BY MIKE LEONARD
Late last summer, a British film reviewer professed his love for Breaking Away, the Academy Award-winning 1979 movie set in Bloomington that will see the 35th anniversary of its premiere in July.
“I like films with a strong sense of place; where the location is almost a character in its own right,” Xan Brooks wrote in The Guardian. “Breaking Away cuts between a Bloomington campus of lavish college buildings and an abandoned quarry out in the woods. It then shows us the link between the two. Without Bloomington, there would be no Breaking Away. But without the quarry, there would be no Bloomington.”
The question about the authenticity of Breaking Away doesn’t seem to do justice to what the heart of the movie was about. It was not a biography or documentary, it was a love letter written by Steve Tesich to his Alma Mater and to the wider context in which his Alma Mater exists. I would expect that Tesich’s sympathies resonated with the outsider; in Breaking Away, it was the Cutters, renamed from the Stoneys. In Tesich’s own life, he came from a bombed out village in Yugoslavia to reside in East Chicago, Indiana. His family eventually came to Bloomington during his formative teenage years where he lived on the periphery of the University and came to study at Indiana University, earning a degree in Russian Literature and wrestling on scholarship. He would go on to ride in the Little 500 in 1962 as an alternate for the Phi Kappa Psi, Fraternity. In doing so, he would cross path’s with Dave Blase.

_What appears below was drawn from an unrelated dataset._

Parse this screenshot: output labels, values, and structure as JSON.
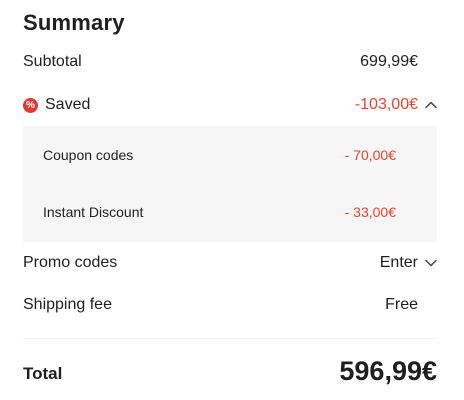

Tesich changed the last name from Blase to Stoller. He settled for a name that was more believable than the birth name given to this speedy cyclist. Blase felt like an outsider as well, a nerd more precisel until he started biking and found a team with which he experienced success and recognition. Like Dave Stoller, Blase, became fascinated by Italian culture after working with Italians in research collaborations while pursuing a Biology Degree. His love of classical music, European culture and dress would serve to further place him on the fringes of Southern Indiana culture in the 1960s. Maybe, this is why the Stoller family, as portrayed in the movie, seemed inauthentic to some. Tension was certainly portrayed as being present in this family. Much of the tension was directly caused by the father’s perception of his son as rejecting normalcy and being inauthentic to his roots. The tension maintained by Stoller’s perplexed father, patient mother and Stoller himself, still ring true to me today as I struggle to understand the culture in which my teenager is brewing. Once again, this movie was written from the heart rather than with a concern for exact truth.
It is my opinion, that because the coming of age stories that needed to be told–Mike, Dennis, Moocher and Dave all had the– meant so much to the writer. And, because they were folded into a rhapsody on the uniqueness and beauty of our town, Breaking Away does create its own truth; it is a living one that continues to recreate itself to this day.